Yalálag, la comunidad indígena en Oaxaca que se organizó para impedir el paso de camiones de comida chatarra y bebidas azucaradas.

Antes que el Congreso de Oaxaca prohibiera la venta de comida llamada ‘chatarra’ a los niños, en Yalálag la comunidad ya se había organizado para cerrarle el paso a los camiones de Coca-Cola y Sabritas.

Villa Hidalgo Yayalag, población en la Sierra Juárez, es uno de los municipios que cerró el paso a empresas de alimentos procesados para priorizar las frutas y verduras de las localidades en Oaxaca.

El investigador del Instituto Nacional de Ciencias Médicas y Nutrición “Salvador Zubirán”, Abelardo César Ávila Curiel, dio a conocer que Villa Hidalgo Yalalag es un ejemplo de la problemática extendida por la mayoría de comunidades indígenas del país, donde los alimentos que se producen en la propia localidad son desplazados por alimentos chatarra.

María Isabel Aquino León, regidora de la comunidad encargada del área de educación, explicó que la región es una de las más azotadas por las consecuencias de una mala alimentación y excesivo consumo de alimentos vacíos y lamentó que hace 30 años el neoliberalismo los hizo dependientes de productos industrializados.
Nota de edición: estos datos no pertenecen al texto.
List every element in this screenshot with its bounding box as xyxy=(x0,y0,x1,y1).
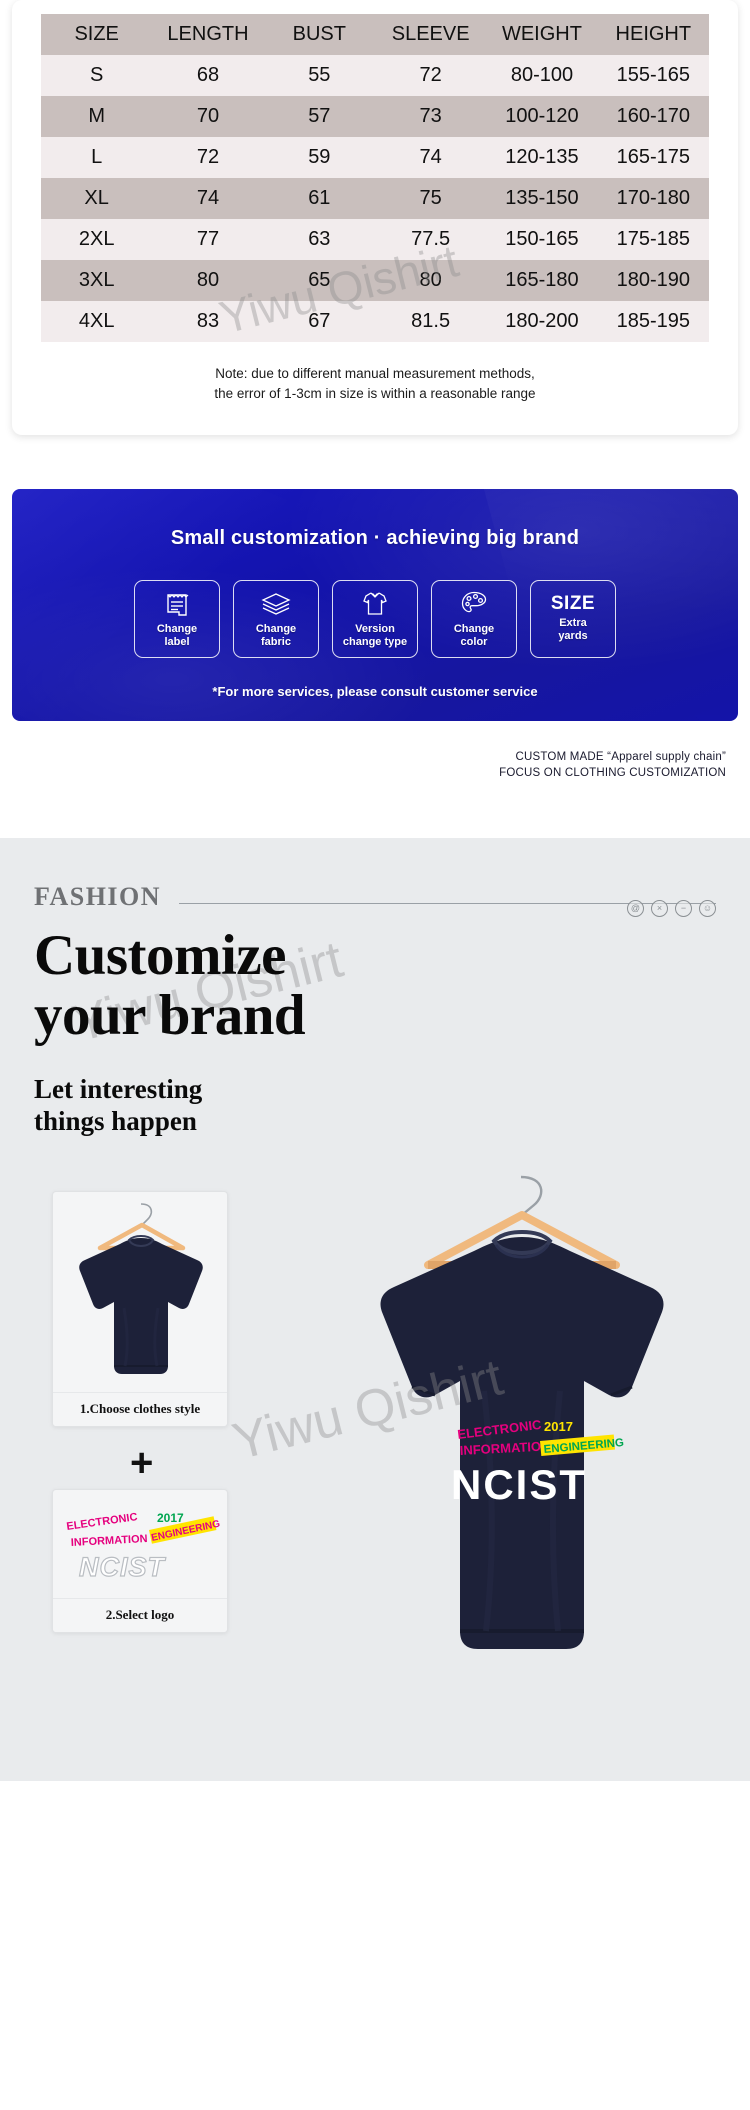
section-heading-row: FASHION xyxy=(34,882,716,912)
cell-sleeve: 73 xyxy=(375,96,486,137)
main-product-image: ELECTRONIC 2017 INFORMATION ENGINEERING … xyxy=(308,1161,738,1701)
cell-bust: 63 xyxy=(264,219,375,260)
cell-size: 4XL xyxy=(41,301,152,342)
cell-length: 83 xyxy=(152,301,263,342)
table-row: S 68 55 72 80-100 155-165 xyxy=(41,55,709,96)
sweatshirt-on-hanger-graphic: ELECTRONIC 2017 INFORMATION ENGINEERING … xyxy=(308,1161,738,1701)
service-option-change-fabric[interactable]: Change fabric xyxy=(233,580,319,658)
table-row: 4XL 83 67 81.5 180-200 185-195 xyxy=(41,301,709,342)
cell-bust: 65 xyxy=(264,260,375,301)
cell-height: 165-175 xyxy=(598,137,709,178)
fashion-kicker: FASHION xyxy=(34,882,161,912)
table-header-row: SIZE LENGTH BUST SLEEVE WEIGHT HEIGHT xyxy=(41,14,709,55)
column-header-length: LENGTH xyxy=(152,14,263,55)
cell-bust: 55 xyxy=(264,55,375,96)
table-row: L 72 59 74 120-135 165-175 xyxy=(41,137,709,178)
column-header-bust: BUST xyxy=(264,14,375,55)
cell-weight: 165-180 xyxy=(486,260,597,301)
cell-sleeve: 80 xyxy=(375,260,486,301)
minus-icon: − xyxy=(675,900,692,917)
column-header-sleeve: SLEEVE xyxy=(375,14,486,55)
cell-size: 3XL xyxy=(41,260,152,301)
cell-bust: 57 xyxy=(264,96,375,137)
cell-weight: 80-100 xyxy=(486,55,597,96)
banner-title: Small customization · achieving big bran… xyxy=(12,527,738,550)
plain-sweatshirt-graphic xyxy=(53,1192,228,1392)
cell-height: 185-195 xyxy=(598,301,709,342)
cell-sleeve: 75 xyxy=(375,178,486,219)
svg-text:INFORMATION: INFORMATION xyxy=(71,1533,148,1549)
smiley-icon: ☺ xyxy=(699,900,716,917)
logo-artwork-graphic: ELECTRONIC 2017 INFORMATION ENGINEERING … xyxy=(53,1490,228,1598)
style-thumbnail-image xyxy=(53,1192,227,1392)
custom-made-line-1: CUSTOM MADE “Apparel supply chain” xyxy=(12,749,726,766)
cell-weight: 100-120 xyxy=(486,96,597,137)
size-note-line-2: the error of 1-3cm in size is within a r… xyxy=(12,384,738,404)
size-measurement-note: Note: due to different manual measuremen… xyxy=(12,364,738,405)
customization-banner: Small customization · achieving big bran… xyxy=(12,489,738,721)
service-option-change-label[interactable]: Change label xyxy=(134,580,220,658)
custom-made-line-2: FOCUS ON CLOTHING CUSTOMIZATION xyxy=(12,765,726,782)
plus-icon: + xyxy=(130,1443,153,1483)
table-row: XL 74 61 75 135-150 170-180 xyxy=(41,178,709,219)
cell-size: S xyxy=(41,55,152,96)
label-icon xyxy=(165,589,189,619)
cell-length: 80 xyxy=(152,260,263,301)
printed-logo-artwork: ELECTRONIC 2017 INFORMATION ENGINEERING … xyxy=(451,1417,625,1508)
page-title: Customize your brand xyxy=(34,926,716,1047)
cell-height: 155-165 xyxy=(598,55,709,96)
cell-weight: 150-165 xyxy=(486,219,597,260)
customize-brand-section: Yiwu Qishirt @ × − ☺ FASHION Customize y… xyxy=(0,838,750,1782)
service-option-label: Change fabric xyxy=(256,623,296,648)
size-chart-table: SIZE LENGTH BUST SLEEVE WEIGHT HEIGHT S … xyxy=(41,14,709,342)
subheadline-line-1: Let interesting xyxy=(34,1073,716,1105)
table-row: M 70 57 73 100-120 160-170 xyxy=(41,96,709,137)
cell-height: 180-190 xyxy=(598,260,709,301)
close-icon: × xyxy=(651,900,668,917)
service-option-label: Change label xyxy=(157,623,197,648)
cell-length: 72 xyxy=(152,137,263,178)
size-chart-card: Yiwu Qishirt SIZE LENGTH BUST SLEEVE WEI… xyxy=(12,0,738,435)
service-option-label: Version change type xyxy=(343,623,407,648)
service-option-extra-yards[interactable]: SIZE Extra yards xyxy=(530,580,616,658)
at-icon: @ xyxy=(627,900,644,917)
logo-thumbnail-image: ELECTRONIC 2017 INFORMATION ENGINEERING … xyxy=(53,1490,227,1598)
step-caption: 2.Select logo xyxy=(53,1598,227,1632)
column-header-weight: WEIGHT xyxy=(486,14,597,55)
cell-length: 70 xyxy=(152,96,263,137)
service-option-label: Extra yards xyxy=(558,617,587,642)
banner-tail-decoration xyxy=(694,715,720,721)
cell-weight: 180-200 xyxy=(486,301,597,342)
svg-text:ELECTRONIC: ELECTRONIC xyxy=(66,1512,139,1534)
headline-line-1: Customize xyxy=(34,926,716,986)
cell-length: 77 xyxy=(152,219,263,260)
subheadline-line-2: things happen xyxy=(34,1105,716,1137)
cell-sleeve: 72 xyxy=(375,55,486,96)
table-row: 3XL 80 65 80 165-180 180-190 xyxy=(41,260,709,301)
cell-size: 2XL xyxy=(41,219,152,260)
custom-made-caption: CUSTOM MADE “Apparel supply chain” FOCUS… xyxy=(12,749,726,782)
cell-height: 160-170 xyxy=(598,96,709,137)
cell-weight: 120-135 xyxy=(486,137,597,178)
product-detail-page: Yiwu Qishirt SIZE LENGTH BUST SLEEVE WEI… xyxy=(0,0,750,1781)
svg-text:2017: 2017 xyxy=(157,1511,184,1525)
fabric-icon xyxy=(261,589,291,619)
svg-text:2017: 2017 xyxy=(544,1419,573,1434)
customization-banner-wrapper: Small customization · achieving big bran… xyxy=(12,489,738,782)
cell-height: 170-180 xyxy=(598,178,709,219)
size-text: SIZE xyxy=(551,594,595,613)
cell-sleeve: 74 xyxy=(375,137,486,178)
page-subtitle: Let interesting things happen xyxy=(34,1073,716,1138)
headline-line-2: your brand xyxy=(34,986,716,1046)
cell-bust: 61 xyxy=(264,178,375,219)
service-option-label: Change color xyxy=(454,623,494,648)
step-card-select-logo[interactable]: ELECTRONIC 2017 INFORMATION ENGINEERING … xyxy=(52,1489,228,1633)
svg-text:NCIST: NCIST xyxy=(451,1461,587,1508)
cell-length: 68 xyxy=(152,55,263,96)
service-option-change-color[interactable]: Change color xyxy=(431,580,517,658)
service-options-row: Change label Change fabric xyxy=(12,580,738,658)
banner-footnote: *For more services, please consult custo… xyxy=(12,684,738,699)
spacer xyxy=(0,435,750,489)
step-card-choose-style[interactable]: 1.Choose clothes style xyxy=(52,1191,228,1427)
column-header-height: HEIGHT xyxy=(598,14,709,55)
decorative-icons-row: @ × − ☺ xyxy=(627,900,716,917)
step-caption: 1.Choose clothes style xyxy=(53,1392,227,1426)
cell-size: XL xyxy=(41,178,152,219)
product-showcase: ELECTRONIC 2017 INFORMATION ENGINEERING … xyxy=(34,1161,716,1721)
spacer xyxy=(0,782,750,838)
cell-size: L xyxy=(41,137,152,178)
cell-length: 74 xyxy=(152,178,263,219)
table-row: 2XL 77 63 77.5 150-165 175-185 xyxy=(41,219,709,260)
cell-sleeve: 77.5 xyxy=(375,219,486,260)
column-header-size: SIZE xyxy=(41,14,152,55)
tshirt-icon xyxy=(362,589,388,619)
cell-height: 175-185 xyxy=(598,219,709,260)
svg-text:NCIST: NCIST xyxy=(79,1552,167,1582)
cell-bust: 59 xyxy=(264,137,375,178)
palette-icon xyxy=(461,589,487,619)
cell-size: M xyxy=(41,96,152,137)
service-option-version-change-type[interactable]: Version change type xyxy=(332,580,418,658)
cell-weight: 135-150 xyxy=(486,178,597,219)
cell-bust: 67 xyxy=(264,301,375,342)
size-note-line-1: Note: due to different manual measuremen… xyxy=(12,364,738,384)
cell-sleeve: 81.5 xyxy=(375,301,486,342)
Además dijo que la vida alimentaria de su pueblo está asentada en el maíz.

En pasado 30 de julio, en una conferencia web “El derecho a la alimentación y soberanía alimentaria de los Pueblos Indígenas”, organizada por el Centro Profesional Indígenas de Asesoría, Defensa y Traducción (Cepiadet), expertos y representantes de pueblo originarios, hablaron sobre los ejemplos de las comunidades indígenas que buscan hacer accesibles sus alimentos locales y cocina tradicional, “con el objetivo de regresar a sus raíces ante el aumento de casos de comorbilidades, como diabetes y sobrepeso por el consumo de comida ‘chatarra’”.

La joven regidora dijo que su comodidad se vio afectada por la entrada de estos productos llamado ‘chatarras’; informó que hay muchas personas con problemas de diabetes, porque hay un alto consumo de refrescos; “sabemos que son productos altamente nocivos para la comunidad”.

Durante la pandemia las autoridades municipales tuvieron que restringir la movilidad de comida chatarra para evitar contagios, sin embargo, el camino estuvo plagado de problemas por la dependencia de un sistema basado en el consumo externo, y no en el autocultivo.

“Tomamos la decisión de cerrar la comunidad, de prohibir muchísimos productos industrializados, y eso mostró que las personas estamos dependientes de verduras y el agua del Valle de Tehuacán, lamentablemente hace 30 años al indígena se le dijo que era mejor comprar, que sembrar”, aseveró.